IN AN era when rags-to-riches stories in football are being touted as possible film scripts, Aaron Mooy’s own rise probably doesn’t quite make the grade.
Certainly, the Australian midfielder’s four-year ascent from Scottish Premier League reject to joining arguably the world’s richest club and then playing a starring role in the Championship isn’t yet on a par with that of Jamie Vardy.
Nevertheless, Mooy’s own journey is one that should serve as an inspiration to any youngster who initially sees their dreams falter.
“I am enjoying playing for Huddersfield Town and Australia,” said the 26-year-old Huddersfield Town loanee about a career that brought a move to England at just 15-years-old only to then return home six years later via an unsuccessful stint north of the border with St Mirren.

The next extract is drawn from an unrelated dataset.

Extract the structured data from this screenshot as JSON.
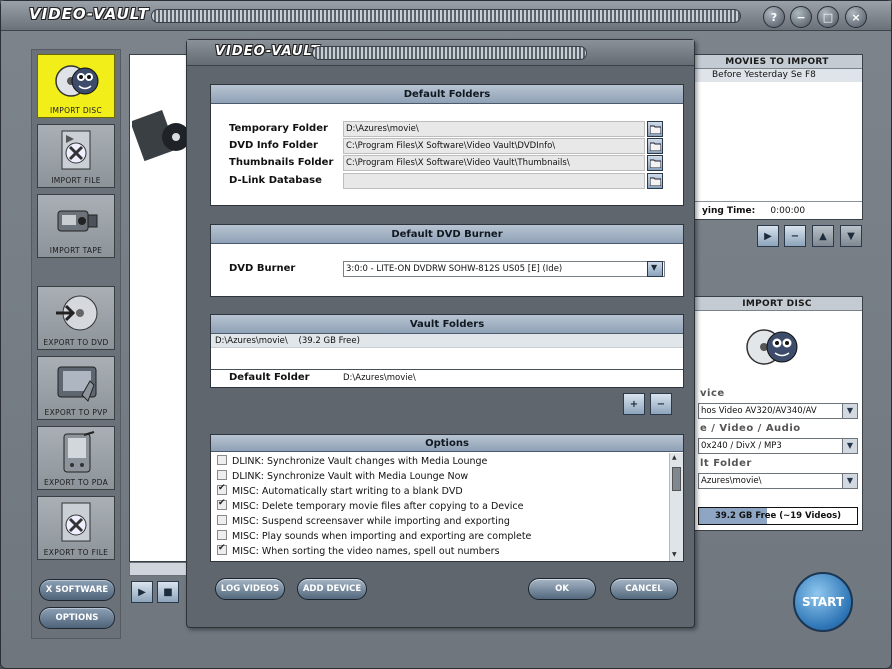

“I am not someone who looks too far ahead.
“Or who looks back to the past. I had always wanted to play in Europe, that was my dream. And I am doing that now.”
Bolton Wanderers were the club who initially gave Mooy a shot at his dream. However, after three years as a scholar, he moved on to St Mirren and initially things went well with his then manager comparing the young Australian to Kenny Dalglish.

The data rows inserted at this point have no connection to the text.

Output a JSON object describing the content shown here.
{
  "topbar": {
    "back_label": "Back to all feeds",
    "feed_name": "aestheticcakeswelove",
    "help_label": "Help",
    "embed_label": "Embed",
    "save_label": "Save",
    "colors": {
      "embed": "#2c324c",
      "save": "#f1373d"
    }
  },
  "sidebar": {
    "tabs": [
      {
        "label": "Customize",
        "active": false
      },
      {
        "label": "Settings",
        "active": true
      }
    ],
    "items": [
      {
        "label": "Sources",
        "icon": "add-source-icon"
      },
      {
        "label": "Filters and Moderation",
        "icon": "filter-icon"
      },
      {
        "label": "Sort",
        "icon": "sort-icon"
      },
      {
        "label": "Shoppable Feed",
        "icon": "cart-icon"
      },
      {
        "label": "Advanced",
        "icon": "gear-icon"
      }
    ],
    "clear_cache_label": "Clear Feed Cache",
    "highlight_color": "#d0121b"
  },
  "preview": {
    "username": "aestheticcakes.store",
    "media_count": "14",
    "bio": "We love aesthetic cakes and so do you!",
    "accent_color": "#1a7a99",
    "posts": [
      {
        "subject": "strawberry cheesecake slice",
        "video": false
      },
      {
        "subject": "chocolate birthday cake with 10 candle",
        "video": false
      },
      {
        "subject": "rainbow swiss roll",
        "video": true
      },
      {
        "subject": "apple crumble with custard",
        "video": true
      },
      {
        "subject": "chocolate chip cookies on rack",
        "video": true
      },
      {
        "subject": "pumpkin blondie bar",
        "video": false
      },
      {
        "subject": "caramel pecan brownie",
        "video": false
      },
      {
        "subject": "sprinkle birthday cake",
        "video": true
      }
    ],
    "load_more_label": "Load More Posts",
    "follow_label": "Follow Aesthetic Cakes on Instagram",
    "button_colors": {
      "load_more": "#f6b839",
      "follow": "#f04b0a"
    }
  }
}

In time, though, Mooy fell out of favour and, in 2012, called time on his stay in the UK. “I didn’t think my chance had gone when I went home,” he said ahead of Town’s home clash with Birmingham City.
“I was still only 21, that is young. I hadn‘t given up or anything like that. I had always wanted to play in Europe since I was 15 at Bolton but things hadn’t worked out. But I didn’t give up. Instead, I just worked hard and hoped my chance would come in the future.”
Opportunity did come knocking again last summer in the form of Manchester City. Mooy had starred for the Premier League outfit’s sister club, Melbourne City, in the A-League.
Eleven goals and 21 assists from midfield had caught the eye of the Blues, who made Mooy the second signing of Pep Guardiola’s reign. Huddersfield made their move soon after that, David Wagner having seen enough in video clips to know that the midfielder could be a huge asset.
Mooy’s level of performance – even allowing for a couple of jaded-looking efforts in the wake of the last international break -–have justified that thinking and made him an early contender for Championship Player of the Year.
“Compared to my first spell in Europe, I am older and more experienced,” he said.
“In Australia, I played more than 100 games and that experience is the difference.
“The standard of the A-League gets better all the time and people notice it a lot more because of the big name players who fill the marquee slots. That exposure helped me get to where I am now.
“St Mirren was my first professional club and I learned a lot about men’s football. And how important points were because the club was in a relegation fight.
“It was completely different to what I had played before. The step-up was quite a hard transition. It was very different to playing with youth teams and reserve teams.
“That is why I wouldn’t say it (coming to Europe) was too soon. You have to learn somewhere.”
Mooy’s assured displays in the Huddersfield midfield certainly suggest he heeded those early lessons.
He has become integral to how the Terriers play, quickening the tempo or slowing things down as required by head coach Wagner.
So crucial has he been to the club’s unexpected promotion push that, when his own form dipped following last month’s 21,500 mile round trip to join up with the Socceroos, Town’s own form followed suit.
Mooy will jet off again after today’s clash with Birmingham for a 10-day training camp in Thailand that will be followed by a key World Cup qualifier. To try and avoid a repeat of those below par displays against Sheffield Wednesday and Preston North End, Wagner recently contacted Australia counterpart, Ange Postecoglou, to thrash out a solution.
“I don’t know exactly what happened in the chat,” said Mooy. “But they both just want to keep me fresh and available.
“I have been getting a few extra days off recently and that has helped.
“Playing for your country is a huge honour and I just want to make the most of it. Recovery is crucial and it can be difficult with the time difference and distances.
“But I do love it. There are no complaints from me.”